Tüm bu bahsi geçen tehlikelerin, farklılığını keşfetmiş bireyin bilinçlenmesiyle kitlesel pop kültürünün yeni bir düzenlenme için dağılacağı anlamına geldiği açıktır ki bu dağılma yeni ve sağlıklı bir toplum anlamına gelir.Farklılığın keşfi kişinin kendi özgün mizacının ve davranış biçiminin farkına varması için bir sınav gibidir. İşte, farklı olan’ın keşfi ancak geleneksel normların dayattığı kurallardan ve ideolojilerden bağımsız olarak düşünebilen bireylerin aktif alanı içindedir. Ortaya çıkan avangard ya da neo-avangard tüm hareketlere bu çerçeveden bakabiliriz. Madem şiir konuşuyoruz burada, bizlerden çok önce adı ikinci yeni şairleri diye genelleştirilmiş ama hepsi birer bağımsız şiir geliştiren şairlerin, ücra şairlerinin, madde şairlerinin, heves şairlerinin, adı bir grup etrafında dolaşmayan bazı şairlerin ve son olarak görsel şairlerin bu çerçeveden değerlendirilmeleri gerekir. Ama şunu da eklemeden geçemeyeceğim; neo-epik şairleri bu kategoriye almıyorum çünkü bu şairler farklı olan’ın birey lehine olan keşfinden ve bu keşfin yeni bir düzen adına organizasyonundan çok, sahip oldukları ideolojilerin etik olarak restorasyonuna çalışan bir şiir anlayışına sahiptirler. Ama, toplumsallığı kendi zihinsellikleriyle sorgulamaları ve karşı çıkışları oldukça işlevseldir. Yine de, ortak etik kaygılar ve ideolojik önceleme sanat anlayışlarını ideolojilerinin gerisine attığı için, sanatlarında da bir aynılaşma ve derinleşememe tehlikesini kendini gerçekleştirmek isteyen birey aleyhine taşıdıkları muhakkak. Bana göre, onların açılımı da dışarıdan gelecek; yani belki bu gruplardan bazı şairlerin neo epik şiiri bir bireysel olanak ve tercih olarak güncel anlamda tecrübe etmesiyle ortaya çıkacak bu açılım.

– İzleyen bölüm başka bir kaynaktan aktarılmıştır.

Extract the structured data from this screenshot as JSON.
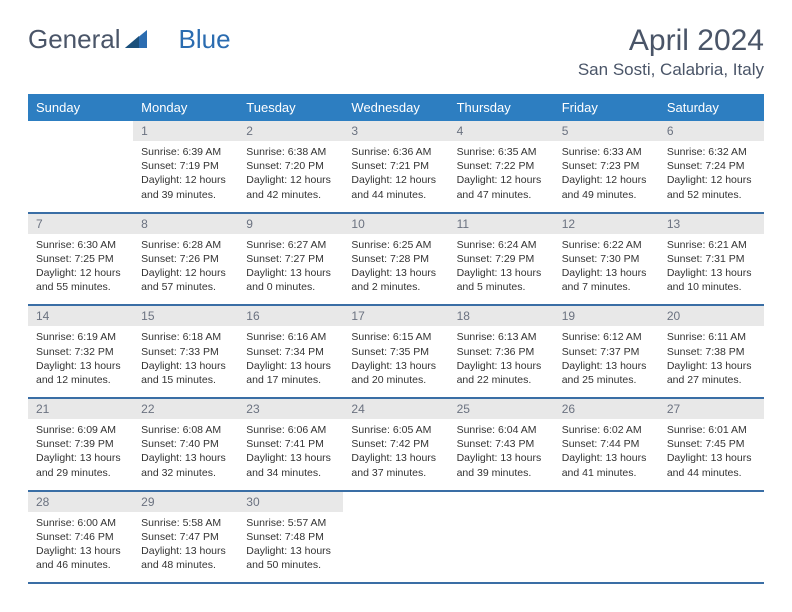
{
  "logo": {
    "text1": "General",
    "text2": "Blue"
  },
  "title": "April 2024",
  "location": "San Sosti, Calabria, Italy",
  "colors": {
    "header_bg": "#2d7ec1",
    "header_text": "#ffffff",
    "daynum_bg": "#e8e8e8",
    "daynum_text": "#6b7280",
    "body_text": "#333333",
    "title_text": "#4a5568",
    "row_border": "#3a6ea5",
    "logo_accent": "#2b6cb0"
  },
  "typography": {
    "title_size": 30,
    "loc_size": 17,
    "dayhead_size": 13,
    "daynum_size": 12,
    "data_size": 10.5
  },
  "weekdays": [
    "Sunday",
    "Monday",
    "Tuesday",
    "Wednesday",
    "Thursday",
    "Friday",
    "Saturday"
  ],
  "month_start_weekday": 1,
  "days_in_month": 30,
  "days": [
    {
      "n": 1,
      "sunrise": "6:39 AM",
      "sunset": "7:19 PM",
      "daylight": "12 hours and 39 minutes."
    },
    {
      "n": 2,
      "sunrise": "6:38 AM",
      "sunset": "7:20 PM",
      "daylight": "12 hours and 42 minutes."
    },
    {
      "n": 3,
      "sunrise": "6:36 AM",
      "sunset": "7:21 PM",
      "daylight": "12 hours and 44 minutes."
    },
    {
      "n": 4,
      "sunrise": "6:35 AM",
      "sunset": "7:22 PM",
      "daylight": "12 hours and 47 minutes."
    },
    {
      "n": 5,
      "sunrise": "6:33 AM",
      "sunset": "7:23 PM",
      "daylight": "12 hours and 49 minutes."
    },
    {
      "n": 6,
      "sunrise": "6:32 AM",
      "sunset": "7:24 PM",
      "daylight": "12 hours and 52 minutes."
    },
    {
      "n": 7,
      "sunrise": "6:30 AM",
      "sunset": "7:25 PM",
      "daylight": "12 hours and 55 minutes."
    },
    {
      "n": 8,
      "sunrise": "6:28 AM",
      "sunset": "7:26 PM",
      "daylight": "12 hours and 57 minutes."
    },
    {
      "n": 9,
      "sunrise": "6:27 AM",
      "sunset": "7:27 PM",
      "daylight": "13 hours and 0 minutes."
    },
    {
      "n": 10,
      "sunrise": "6:25 AM",
      "sunset": "7:28 PM",
      "daylight": "13 hours and 2 minutes."
    },
    {
      "n": 11,
      "sunrise": "6:24 AM",
      "sunset": "7:29 PM",
      "daylight": "13 hours and 5 minutes."
    },
    {
      "n": 12,
      "sunrise": "6:22 AM",
      "sunset": "7:30 PM",
      "daylight": "13 hours and 7 minutes."
    },
    {
      "n": 13,
      "sunrise": "6:21 AM",
      "sunset": "7:31 PM",
      "daylight": "13 hours and 10 minutes."
    },
    {
      "n": 14,
      "sunrise": "6:19 AM",
      "sunset": "7:32 PM",
      "daylight": "13 hours and 12 minutes."
    },
    {
      "n": 15,
      "sunrise": "6:18 AM",
      "sunset": "7:33 PM",
      "daylight": "13 hours and 15 minutes."
    },
    {
      "n": 16,
      "sunrise": "6:16 AM",
      "sunset": "7:34 PM",
      "daylight": "13 hours and 17 minutes."
    },
    {
      "n": 17,
      "sunrise": "6:15 AM",
      "sunset": "7:35 PM",
      "daylight": "13 hours and 20 minutes."
    },
    {
      "n": 18,
      "sunrise": "6:13 AM",
      "sunset": "7:36 PM",
      "daylight": "13 hours and 22 minutes."
    },
    {
      "n": 19,
      "sunrise": "6:12 AM",
      "sunset": "7:37 PM",
      "daylight": "13 hours and 25 minutes."
    },
    {
      "n": 20,
      "sunrise": "6:11 AM",
      "sunset": "7:38 PM",
      "daylight": "13 hours and 27 minutes."
    },
    {
      "n": 21,
      "sunrise": "6:09 AM",
      "sunset": "7:39 PM",
      "daylight": "13 hours and 29 minutes."
    },
    {
      "n": 22,
      "sunrise": "6:08 AM",
      "sunset": "7:40 PM",
      "daylight": "13 hours and 32 minutes."
    },
    {
      "n": 23,
      "sunrise": "6:06 AM",
      "sunset": "7:41 PM",
      "daylight": "13 hours and 34 minutes."
    },
    {
      "n": 24,
      "sunrise": "6:05 AM",
      "sunset": "7:42 PM",
      "daylight": "13 hours and 37 minutes."
    },
    {
      "n": 25,
      "sunrise": "6:04 AM",
      "sunset": "7:43 PM",
      "daylight": "13 hours and 39 minutes."
    },
    {
      "n": 26,
      "sunrise": "6:02 AM",
      "sunset": "7:44 PM",
      "daylight": "13 hours and 41 minutes."
    },
    {
      "n": 27,
      "sunrise": "6:01 AM",
      "sunset": "7:45 PM",
      "daylight": "13 hours and 44 minutes."
    },
    {
      "n": 28,
      "sunrise": "6:00 AM",
      "sunset": "7:46 PM",
      "daylight": "13 hours and 46 minutes."
    },
    {
      "n": 29,
      "sunrise": "5:58 AM",
      "sunset": "7:47 PM",
      "daylight": "13 hours and 48 minutes."
    },
    {
      "n": 30,
      "sunrise": "5:57 AM",
      "sunset": "7:48 PM",
      "daylight": "13 hours and 50 minutes."
    }
  ]
}
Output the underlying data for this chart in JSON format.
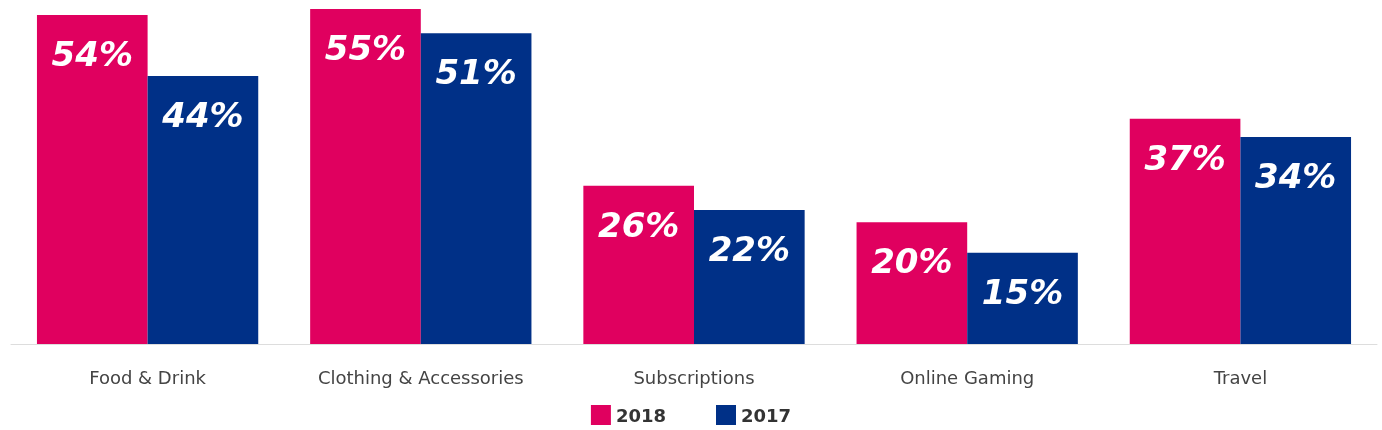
{
  "chart_data": {
    "type": "bar",
    "categories": [
      "Food & Drink",
      "Clothing & Accessories",
      "Subscriptions",
      "Online Gaming",
      "Travel"
    ],
    "series": [
      {
        "name": "2018",
        "color": "#e0005f",
        "values": [
          54,
          55,
          26,
          20,
          37
        ],
        "value_labels": [
          "54%",
          "55%",
          "26%",
          "20%",
          "37%"
        ]
      },
      {
        "name": "2017",
        "color": "#003087",
        "values": [
          44,
          51,
          22,
          15,
          34
        ],
        "value_labels": [
          "44%",
          "51%",
          "22%",
          "15%",
          "34%"
        ]
      }
    ],
    "ylim": [
      0,
      55
    ],
    "legend": "bottom"
  }
}
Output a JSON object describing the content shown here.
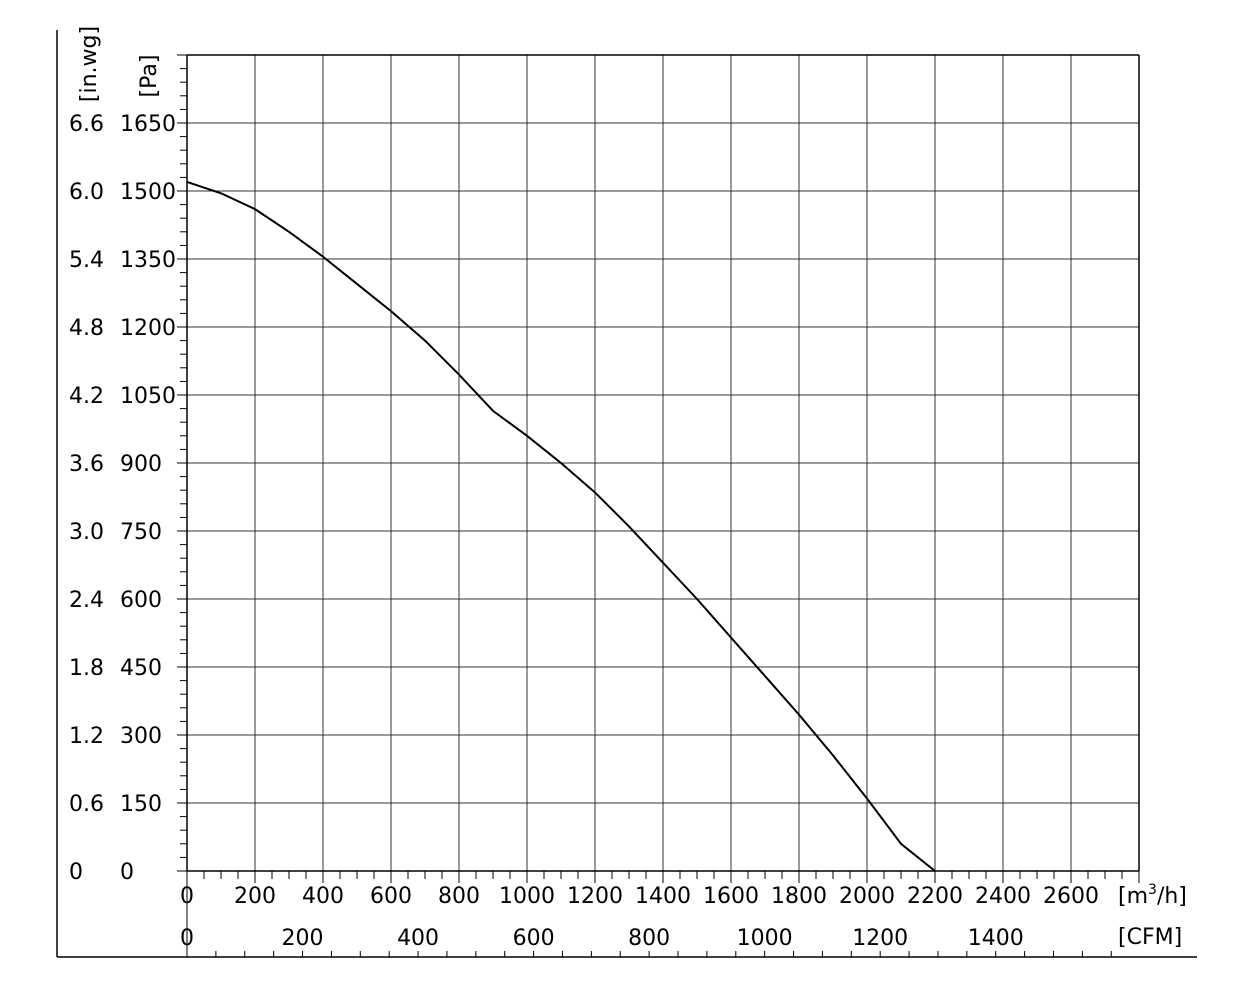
{
  "chart_data": {
    "type": "line",
    "title": "",
    "xlabel": "",
    "ylabel": "",
    "x_unit_primary": "[m³/h]",
    "x_unit_secondary": "[CFM]",
    "y_unit_primary": "[Pa]",
    "y_unit_secondary": "[in.wg]",
    "xlim": [
      0,
      2800
    ],
    "ylim": [
      0,
      1800
    ],
    "grid": true,
    "x_ticks": [
      "0",
      "200",
      "400",
      "600",
      "800",
      "1000",
      "1200",
      "1400",
      "1600",
      "1800",
      "2000",
      "2200",
      "2400",
      "2600"
    ],
    "cfm_ticks": [
      "0",
      "200",
      "400",
      "600",
      "800",
      "1000",
      "1200",
      "1400"
    ],
    "y_ticks_pa": [
      "0",
      "150",
      "300",
      "450",
      "600",
      "750",
      "900",
      "1050",
      "1200",
      "1350",
      "1500",
      "1650"
    ],
    "y_ticks_inwg": [
      "0",
      "0.6",
      "1.2",
      "1.8",
      "2.4",
      "3.0",
      "3.6",
      "4.2",
      "4.8",
      "5.4",
      "6.0",
      "6.6"
    ],
    "series": [
      {
        "x": [
          0,
          100,
          200,
          300,
          400,
          500,
          600,
          700,
          800,
          900,
          1000,
          1100,
          1200,
          1300,
          1400,
          1500,
          1600,
          1700,
          1800,
          1900,
          2000,
          2100,
          2200
        ],
        "y": [
          1520,
          1495,
          1460,
          1410,
          1355,
          1295,
          1235,
          1170,
          1095,
          1015,
          960,
          900,
          835,
          760,
          680,
          600,
          515,
          430,
          345,
          255,
          160,
          60,
          0
        ]
      }
    ]
  }
}
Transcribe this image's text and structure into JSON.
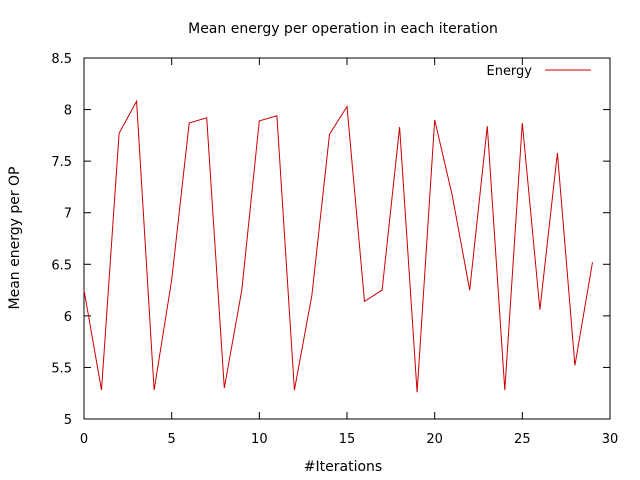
{
  "chart_data": {
    "type": "line",
    "title": "Mean energy per operation in each iteration",
    "xlabel": "#Iterations",
    "ylabel": "Mean energy per OP",
    "xlim": [
      0,
      30
    ],
    "ylim": [
      5,
      8.5
    ],
    "xticks": [
      0,
      5,
      10,
      15,
      20,
      25,
      30
    ],
    "yticks": [
      5,
      5.5,
      6,
      6.5,
      7,
      7.5,
      8,
      8.5
    ],
    "grid": false,
    "legend_position": "top-right",
    "series": [
      {
        "name": "Energy",
        "color": "#cc0000",
        "x": [
          0,
          1,
          2,
          3,
          4,
          5,
          6,
          7,
          8,
          9,
          10,
          11,
          12,
          13,
          14,
          15,
          16,
          17,
          18,
          19,
          20,
          21,
          22,
          23,
          24,
          25,
          26,
          27,
          28,
          29
        ],
        "y": [
          6.25,
          5.28,
          7.77,
          8.08,
          5.28,
          6.35,
          7.87,
          7.92,
          5.3,
          6.25,
          7.89,
          7.94,
          5.28,
          6.2,
          7.76,
          8.03,
          6.14,
          6.25,
          7.83,
          5.26,
          7.9,
          7.17,
          6.25,
          7.84,
          5.28,
          7.87,
          6.06,
          7.58,
          5.52,
          6.52
        ]
      }
    ]
  }
}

Bu kısa değinmelerin ışığında görsel şiire baktığımızda, bu işin ilk temsilcisi Serkan Işın ve sonrasında Barış Özgür, zaman zaman ve geçici de olsa, bir aidiyet duygusuyla ve anlaşılabilir nedenlerle kendilerine bir kök arama ya da meşruiyet kaygısını duymuşlarsa da, bugün, yaptıkları eylemin ve çıkardıkları iş’in bizzat kendisinin bir sanatsal kopma üzerinden bağımsızlaştığı ve geleneğe yeni bir anlayış olarak eklemlenmeye başladığı görülebilir pekala.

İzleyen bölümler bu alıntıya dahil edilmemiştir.